In the West, these three solid volumes became best sellers and sparked renewed interest in other reports about the Soviet camps and the Soviet system more generally. And in Soviet bloc countries, they won an audience both through Western radio broadcasts -- Radio Free Europe/Radio Liberty read Solzhenitsyn's work on the air -- and then via samizdat passed surreptitiously hand to hand throughout Eastern Europe and the Soviet Union.

Not surprisingly, the Soviet leaders at the time were outraged both by Solzhenitsyn's decision to publish anything on this subject and to publish abroad. The Soviet leadership under Leonid Brezhnev had retreated from even the limited openness under Nikita Khrushchev about Stalin's crimes, preferring instead to talk about the Soviet dictator's contributions during World War II.

But once "The Gulag Archipelago" was in the public domain, the Brezhnev regime reacted not only by arresting the writer after having been unable to stop his words but also by declaring him a traitor to the fatherland and ultimately expelling him to the West.

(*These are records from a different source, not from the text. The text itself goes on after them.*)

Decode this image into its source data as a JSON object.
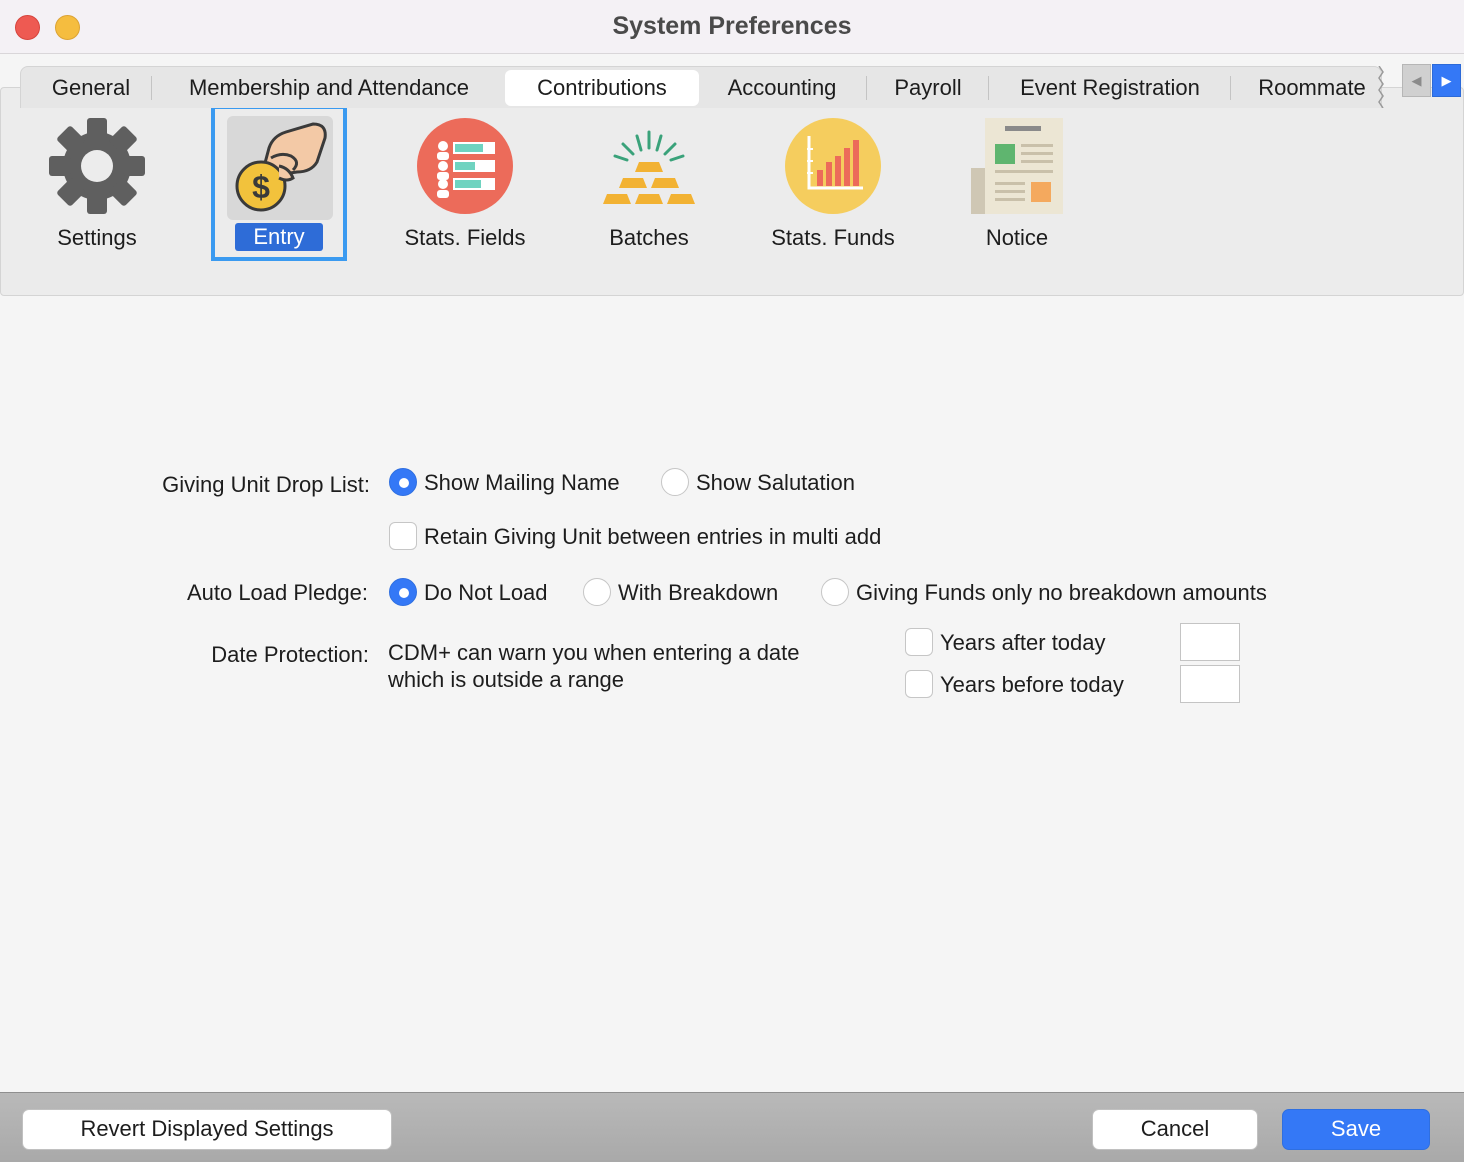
{
  "window": {
    "title": "System Preferences"
  },
  "tabs": [
    {
      "label": "General"
    },
    {
      "label": "Membership and Attendance"
    },
    {
      "label": "Contributions",
      "active": true
    },
    {
      "label": "Accounting"
    },
    {
      "label": "Payroll"
    },
    {
      "label": "Event Registration"
    },
    {
      "label": "Roommate"
    }
  ],
  "toolbar": [
    {
      "label": "Settings",
      "icon": "gear-icon"
    },
    {
      "label": "Entry",
      "icon": "hand-coin-icon",
      "selected": true
    },
    {
      "label": "Stats. Fields",
      "icon": "list-fields-icon"
    },
    {
      "label": "Batches",
      "icon": "gold-bars-icon"
    },
    {
      "label": "Stats. Funds",
      "icon": "bar-chart-icon"
    },
    {
      "label": "Notice",
      "icon": "newspaper-icon"
    }
  ],
  "form": {
    "giving_unit": {
      "label": "Giving Unit Drop List:",
      "options": [
        {
          "label": "Show Mailing Name",
          "selected": true
        },
        {
          "label": "Show Salutation",
          "selected": false
        }
      ],
      "retain_label": "Retain Giving Unit between entries in multi add",
      "retain_checked": false
    },
    "auto_load": {
      "label": "Auto Load Pledge:",
      "options": [
        {
          "label": "Do Not Load",
          "selected": true
        },
        {
          "label": "With Breakdown",
          "selected": false
        },
        {
          "label": "Giving Funds only no breakdown amounts",
          "selected": false
        }
      ]
    },
    "date_protection": {
      "label": "Date Protection:",
      "description_line1": "CDM+ can warn you when entering a date",
      "description_line2": "which is outside a range",
      "after_label": "Years after today",
      "after_value": "",
      "before_label": "Years before today",
      "before_value": ""
    }
  },
  "buttons": {
    "revert": "Revert Displayed Settings",
    "cancel": "Cancel",
    "save": "Save"
  },
  "colors": {
    "accent": "#3478f6",
    "selection_frame": "#3a9af0"
  }
}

As so often happened, these Soviet attacks had the clearly unintended consequence of increasing rather than reducing the attention both Soviet and Western readers paid to Solzhenitsyn and to his careful description of the Stalinist Gulag. Indeed, these attacks had the effect of transforming him into a kind of martyr and prophet whose every statement was parsed for meaning.

Now, a generation later, both Solzhenitsyn's warnings about the Soviet past and his own standing both at home and abroad have changed dramatically -- and not in ways that either he or many others are likely to find entirely welcome.

Solzhenitsyn's works, including "The Gulag Archipelago," are generally available in Russia. Solzhenitsyn himself has returned to a very different country. And he has even had conversations with the new Russian President Vladimir Putin.

But Solzhenitsyn's often disparaging comments about the West during his long years of exile and his delay in returning to Russia after the collapse of the Soviet Union have cost him the unqualified respect and admiration that he enjoyed when his study of the Soviet past was first published.

Moreover, his arguments about the Soviet past seem increasingly dated in both the West and in Russia itself. In the West, the discussion of Stalin's crimes has largely degenerated into academic disputes about just how many people were in fact killed by the Soviet dictator and how the Gulag fit into the Soviet economy.

And in Russia itself, ever more people appear to be looking back to the Soviet period not with the horror that Solzhenitsyn expressed so dramatically a quarter of a century ago but almost with nostalgia. In recent weeks, this change in attitude has led officials to make more positive comments about the Soviet secret police and prompted the revival of several Stalin-era symbols, including the Soviet anthem and the red battle flag for the Russian army.

More to the point, ever more Russians appear to want to restore something like the borders of what was the Soviet Union. According to poll results released this week, some 55 percent of Russians believe that it is Russia's "historical mission" to pull together the peoples and lands that formed the pre-1917 Russian Empire and the Soviet Union, a view that Solzhenitsyn's recent statements suggest that he now shares, at least in part.

Such shifts in attitudes simultaneously underscore the possibility of change. But they also underscore the power of the past if it is not confronted openly as Solzhenitsyn did in "The Gulag Archipelago" to continue to cast a shadow on the present and the future as well.